The indicatives of this Division given in the case of State V. Abdul Wahab Shah Chowdhury that “such extraordinary remedy, and exception to the general law of bail should be granted only in extra-ordinary and exceptional circumstances upon a proper and intelligent exercise of discretion” should be followed strictly.

Since all the respondents have been enjoying the privilege of anticipatory bail beyond the period as indicated earlier, the proper course for them would be to appear before the concerned Courts to seek regular bail. It is to be mentioned here that on behalf of the State no allegation has been brought against the respondents regarding the misuse of privilege of anticipatory bail. No allegation of interruption on the process of investigation has been brought to the notice of this Court.

With the observation made above, all the petitions are disposed of. The respondents are directed to appear before the concerned Courts within two weeks from the date of receiving copy of the judgment by the concerned Courts and to approach the respective Courts for their regular bail. The concerned Courts shall consider their

prayers for regular bail in accordance with law and facts of the respective cases, if those are so made.

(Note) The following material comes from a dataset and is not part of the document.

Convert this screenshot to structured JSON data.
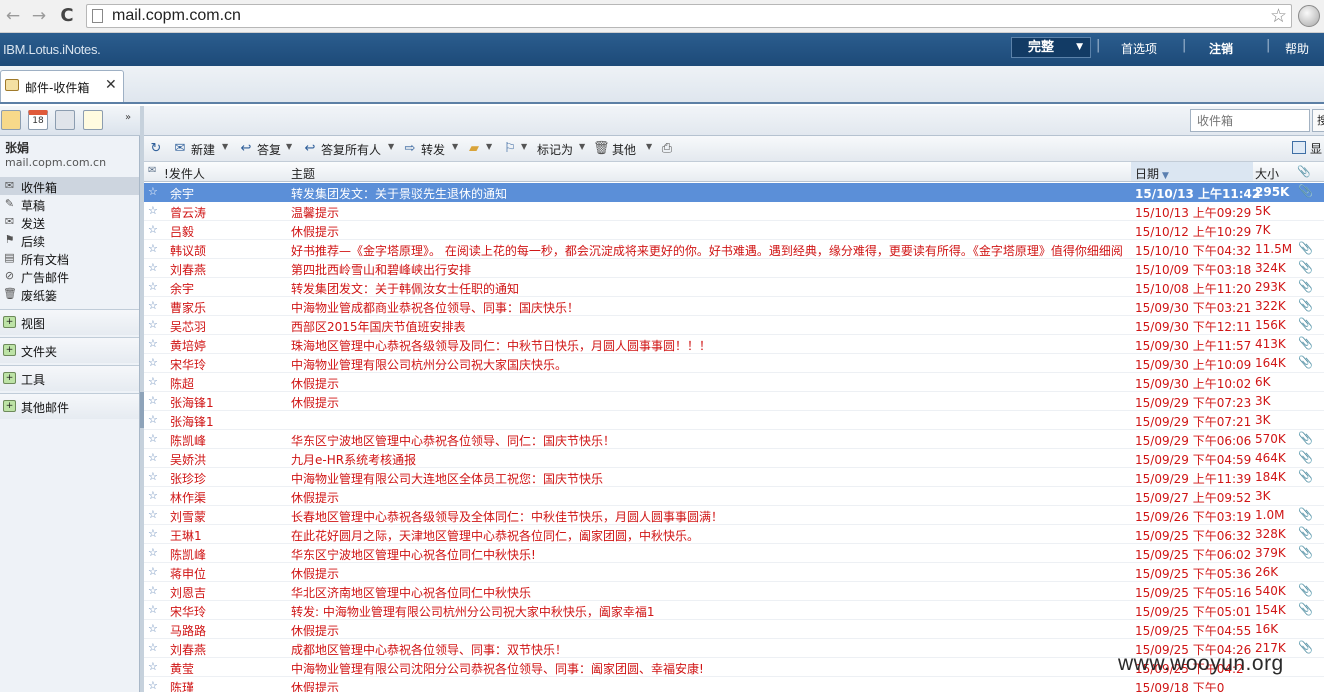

      C.J.                                                                                                 J.                                                                                                 J.                                                                                                 J.

J.                                                                                                 J.

                                                             J.